Nach 1978 und 2004: SV Marienstein zurück in der Bezirksliga
(jsl) Ramsberg
Historischer Tag für den SV Marienstein: Nach einem 1:1 im Spitzenspiel bei der SG Ramsberg/St. Veit stehen die Vorstädter einen Spieltag vor Saisonende als Meister der Kreisliga N/J West fest und steigen damit zum dritten Mal nach 1978 und 2004 in die Bezirksliga auf. Vor der Partie in Ramsberg stand fest, dass ein Sieg die Meisterschaft bedeuten würde und man bei einem Remis mit mindestens einem erzielten Tor auf einen Ausrutscher von Verfolger SV Rednitzhembach hoffen müsste, um den vorzeitigen Titelgewinn feiern zu können. Als nach Spielschluss bekannt wurde, dass der SVR tatsächlich bei der DJK Stopfenheim verloren hatte, konnten die Mariensteiner Feierlichkeiten beginnen.
SG Ramsberg/St. Veit - SV Marienstein 1:1 (1:1)

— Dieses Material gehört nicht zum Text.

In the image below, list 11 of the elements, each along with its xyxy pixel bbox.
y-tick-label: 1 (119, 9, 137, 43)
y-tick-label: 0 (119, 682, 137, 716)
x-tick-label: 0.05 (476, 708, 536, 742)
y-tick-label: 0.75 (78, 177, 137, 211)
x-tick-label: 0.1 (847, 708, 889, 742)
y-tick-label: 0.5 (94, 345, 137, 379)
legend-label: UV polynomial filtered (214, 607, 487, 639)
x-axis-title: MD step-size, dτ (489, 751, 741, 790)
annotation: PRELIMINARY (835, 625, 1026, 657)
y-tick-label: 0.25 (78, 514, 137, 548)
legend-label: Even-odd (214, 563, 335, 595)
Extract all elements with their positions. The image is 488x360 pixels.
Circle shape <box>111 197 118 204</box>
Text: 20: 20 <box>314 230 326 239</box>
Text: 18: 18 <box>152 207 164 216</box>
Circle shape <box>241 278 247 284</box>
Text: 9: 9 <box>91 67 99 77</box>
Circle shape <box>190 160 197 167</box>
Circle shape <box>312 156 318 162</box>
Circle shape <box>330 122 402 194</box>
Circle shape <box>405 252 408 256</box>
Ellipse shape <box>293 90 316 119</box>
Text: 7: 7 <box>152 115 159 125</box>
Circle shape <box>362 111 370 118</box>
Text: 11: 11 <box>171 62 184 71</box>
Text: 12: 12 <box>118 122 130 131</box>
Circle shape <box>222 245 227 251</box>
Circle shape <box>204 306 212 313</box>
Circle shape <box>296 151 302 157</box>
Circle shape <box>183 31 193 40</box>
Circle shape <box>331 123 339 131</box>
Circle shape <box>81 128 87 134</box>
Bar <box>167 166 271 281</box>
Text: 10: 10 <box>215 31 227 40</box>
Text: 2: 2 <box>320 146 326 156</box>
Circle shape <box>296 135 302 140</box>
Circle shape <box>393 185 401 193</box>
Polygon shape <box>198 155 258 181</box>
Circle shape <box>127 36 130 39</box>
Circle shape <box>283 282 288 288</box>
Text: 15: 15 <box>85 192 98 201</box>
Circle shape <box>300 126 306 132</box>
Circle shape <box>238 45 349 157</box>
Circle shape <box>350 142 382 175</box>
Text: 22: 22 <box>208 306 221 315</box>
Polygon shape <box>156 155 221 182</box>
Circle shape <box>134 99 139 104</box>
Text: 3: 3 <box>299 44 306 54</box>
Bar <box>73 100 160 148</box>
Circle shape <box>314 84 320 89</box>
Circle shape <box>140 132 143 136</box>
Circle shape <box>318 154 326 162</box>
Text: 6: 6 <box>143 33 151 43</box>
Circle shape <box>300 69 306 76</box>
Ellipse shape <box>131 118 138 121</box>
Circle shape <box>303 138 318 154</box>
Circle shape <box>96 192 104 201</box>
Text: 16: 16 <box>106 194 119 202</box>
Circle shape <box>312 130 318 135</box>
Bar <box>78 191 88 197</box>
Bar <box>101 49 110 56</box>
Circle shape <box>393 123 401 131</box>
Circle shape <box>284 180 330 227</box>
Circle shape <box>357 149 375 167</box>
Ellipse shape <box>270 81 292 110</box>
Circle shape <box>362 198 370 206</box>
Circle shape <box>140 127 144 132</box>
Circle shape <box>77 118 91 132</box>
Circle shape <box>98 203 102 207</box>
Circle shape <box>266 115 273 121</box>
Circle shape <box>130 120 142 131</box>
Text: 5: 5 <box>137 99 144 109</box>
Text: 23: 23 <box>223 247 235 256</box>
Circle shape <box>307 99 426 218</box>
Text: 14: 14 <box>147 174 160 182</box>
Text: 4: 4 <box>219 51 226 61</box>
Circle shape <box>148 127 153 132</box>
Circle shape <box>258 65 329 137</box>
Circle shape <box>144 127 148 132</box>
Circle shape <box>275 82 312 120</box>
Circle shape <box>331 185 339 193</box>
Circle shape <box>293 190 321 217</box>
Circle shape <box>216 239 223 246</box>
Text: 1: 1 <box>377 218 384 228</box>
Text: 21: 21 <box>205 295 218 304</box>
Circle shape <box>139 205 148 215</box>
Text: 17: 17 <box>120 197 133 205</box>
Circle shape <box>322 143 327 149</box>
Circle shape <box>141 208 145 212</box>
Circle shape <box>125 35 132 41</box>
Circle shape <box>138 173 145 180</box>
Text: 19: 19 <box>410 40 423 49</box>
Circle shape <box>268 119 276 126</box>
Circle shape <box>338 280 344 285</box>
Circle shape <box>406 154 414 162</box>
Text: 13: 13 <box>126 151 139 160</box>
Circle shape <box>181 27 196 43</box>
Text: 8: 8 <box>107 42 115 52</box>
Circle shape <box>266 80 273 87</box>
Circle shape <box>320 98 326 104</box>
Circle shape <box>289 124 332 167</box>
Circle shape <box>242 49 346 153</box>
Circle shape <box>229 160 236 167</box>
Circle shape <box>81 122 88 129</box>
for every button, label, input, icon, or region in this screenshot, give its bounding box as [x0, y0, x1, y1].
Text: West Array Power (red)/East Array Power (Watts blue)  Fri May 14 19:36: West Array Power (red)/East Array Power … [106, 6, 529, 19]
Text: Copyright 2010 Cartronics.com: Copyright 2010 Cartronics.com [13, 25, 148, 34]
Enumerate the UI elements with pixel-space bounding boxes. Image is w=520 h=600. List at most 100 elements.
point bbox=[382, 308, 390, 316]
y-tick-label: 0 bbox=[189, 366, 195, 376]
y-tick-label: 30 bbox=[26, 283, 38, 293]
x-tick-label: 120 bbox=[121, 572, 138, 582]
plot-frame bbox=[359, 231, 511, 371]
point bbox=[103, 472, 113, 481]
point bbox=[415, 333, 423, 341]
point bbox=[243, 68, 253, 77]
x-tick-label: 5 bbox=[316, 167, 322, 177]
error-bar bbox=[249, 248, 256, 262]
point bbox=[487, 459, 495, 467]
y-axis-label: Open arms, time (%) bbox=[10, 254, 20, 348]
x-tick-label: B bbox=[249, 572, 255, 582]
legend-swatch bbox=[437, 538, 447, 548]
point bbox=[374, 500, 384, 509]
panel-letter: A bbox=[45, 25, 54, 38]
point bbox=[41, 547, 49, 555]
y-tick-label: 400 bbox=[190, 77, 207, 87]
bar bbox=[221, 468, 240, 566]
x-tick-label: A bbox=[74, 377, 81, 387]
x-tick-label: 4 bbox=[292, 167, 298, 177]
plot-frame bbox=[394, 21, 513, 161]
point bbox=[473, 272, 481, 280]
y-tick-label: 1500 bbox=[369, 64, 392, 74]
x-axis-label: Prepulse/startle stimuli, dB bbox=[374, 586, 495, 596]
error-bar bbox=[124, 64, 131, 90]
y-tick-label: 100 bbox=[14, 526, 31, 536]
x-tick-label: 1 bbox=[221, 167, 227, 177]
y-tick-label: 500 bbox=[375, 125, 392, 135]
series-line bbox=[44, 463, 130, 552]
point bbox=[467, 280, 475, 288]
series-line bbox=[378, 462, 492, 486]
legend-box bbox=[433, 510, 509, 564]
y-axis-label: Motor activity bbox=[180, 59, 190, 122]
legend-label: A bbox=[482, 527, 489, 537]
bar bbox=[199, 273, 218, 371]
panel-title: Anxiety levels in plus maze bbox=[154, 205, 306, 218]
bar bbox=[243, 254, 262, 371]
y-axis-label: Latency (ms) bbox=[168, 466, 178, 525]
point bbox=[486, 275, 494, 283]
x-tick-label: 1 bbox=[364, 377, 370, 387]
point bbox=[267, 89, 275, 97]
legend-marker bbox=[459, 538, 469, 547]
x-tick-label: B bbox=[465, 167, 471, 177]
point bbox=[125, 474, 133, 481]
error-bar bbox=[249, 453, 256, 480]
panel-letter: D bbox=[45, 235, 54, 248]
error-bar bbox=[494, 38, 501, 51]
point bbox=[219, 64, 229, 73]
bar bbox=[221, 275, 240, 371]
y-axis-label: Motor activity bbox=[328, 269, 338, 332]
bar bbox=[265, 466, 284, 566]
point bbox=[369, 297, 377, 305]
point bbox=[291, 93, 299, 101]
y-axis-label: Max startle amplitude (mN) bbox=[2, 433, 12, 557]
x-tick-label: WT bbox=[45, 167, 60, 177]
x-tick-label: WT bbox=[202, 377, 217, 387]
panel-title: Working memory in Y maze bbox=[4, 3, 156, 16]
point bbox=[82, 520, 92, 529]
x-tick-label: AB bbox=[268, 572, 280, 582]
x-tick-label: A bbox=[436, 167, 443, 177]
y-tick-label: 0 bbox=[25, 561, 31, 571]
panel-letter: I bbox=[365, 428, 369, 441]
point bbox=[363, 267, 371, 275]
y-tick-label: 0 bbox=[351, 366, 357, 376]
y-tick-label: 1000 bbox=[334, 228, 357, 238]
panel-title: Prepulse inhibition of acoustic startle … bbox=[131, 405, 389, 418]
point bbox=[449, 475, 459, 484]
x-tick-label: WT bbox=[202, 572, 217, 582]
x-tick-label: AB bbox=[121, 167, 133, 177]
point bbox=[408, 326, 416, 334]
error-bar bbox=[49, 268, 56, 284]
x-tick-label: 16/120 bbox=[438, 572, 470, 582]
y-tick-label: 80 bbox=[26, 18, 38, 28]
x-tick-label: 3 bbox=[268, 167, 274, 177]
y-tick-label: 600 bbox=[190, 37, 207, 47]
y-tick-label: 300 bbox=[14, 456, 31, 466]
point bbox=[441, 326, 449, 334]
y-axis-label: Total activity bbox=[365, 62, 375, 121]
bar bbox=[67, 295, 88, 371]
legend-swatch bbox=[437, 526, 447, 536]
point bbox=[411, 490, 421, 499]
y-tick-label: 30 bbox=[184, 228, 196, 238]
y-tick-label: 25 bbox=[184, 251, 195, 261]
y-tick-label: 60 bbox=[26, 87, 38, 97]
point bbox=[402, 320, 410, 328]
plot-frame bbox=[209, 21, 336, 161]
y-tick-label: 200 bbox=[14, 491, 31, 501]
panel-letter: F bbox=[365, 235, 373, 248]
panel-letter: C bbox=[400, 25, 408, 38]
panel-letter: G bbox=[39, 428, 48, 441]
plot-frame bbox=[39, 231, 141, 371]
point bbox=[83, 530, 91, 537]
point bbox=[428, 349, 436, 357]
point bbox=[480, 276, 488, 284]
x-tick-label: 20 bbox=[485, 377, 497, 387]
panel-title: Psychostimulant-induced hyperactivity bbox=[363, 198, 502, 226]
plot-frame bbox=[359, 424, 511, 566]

In den vorangegangenen 90 Minuten hatte die Zengerle-Elf ihre tolle Form unter Beweis gestellt und dominierte das Spielgeschehen nach Belieben. Bereits in der 7. Minute war Andreas Knör nach Steilpass von Stephan Steib frei durch und schob zum nervenberuhigenden 0:1 ein. Der frühe Treffer verlieh dem Spiel des SVM Sicherheit und alleine Knör und Steib vergaben bis zur 40. Spielminute vier hochkarätige Tormöglichkeiten. Vor der Halbzeitpause kamen die Hausherren zum völlig überraschenden Ausgleich, als Markus Dietze einen SVM-Klärungsversuch blockte und der Ball direkt im Netz landete. Fast hätte die SG den Spielverlauf komplett auf den Kopf gestellt, doch Raphael Kraus rettete im letzten Moment bravourös gegen den einschussbereiten Patrick Habel.
Nach dem Seitenwechsel sahen die ca. 350 Zuschauer zunächst die schwächste Phase des Spiels, ehe die Blau-Weißen wieder einen Gang höher schalteten. In der 62. Spielminute fischte SG-Torhüter Markus Kluy einen Knör-Abschluss aus 16 Metern aus dem Eck und wenig später zögerte der eingewechselte Pasqual Krieglmeier zu lange beim Abschluss. Kurz darauf legte Steib nach tollem Solo zurück auf Krieglmeier, doch der brachte den Ball nicht im leeren Tor unter. Den Hausherren wurde klar, dass sie mit dem Punkt zufrieden sein konnten, da er ihnen eine gute Ausgangsposition für den Kampf um Rang 2 verschafft und konzentrierten sich deshalb voll auf die Defensive. In den Schlussminuten war es wiederum Knör, der nach tollen Zuspielen alleine vor Klug auftauchte und vergab bzw. zu weit abgedrängt wurde. Somit musste die Zengerle-Elf nach Abpfiff auf die frohe Kunde aus Stopfenheim warten, ehe der dritte Bezirksliga-Aufstieg der Vereinsgeschichte feststand.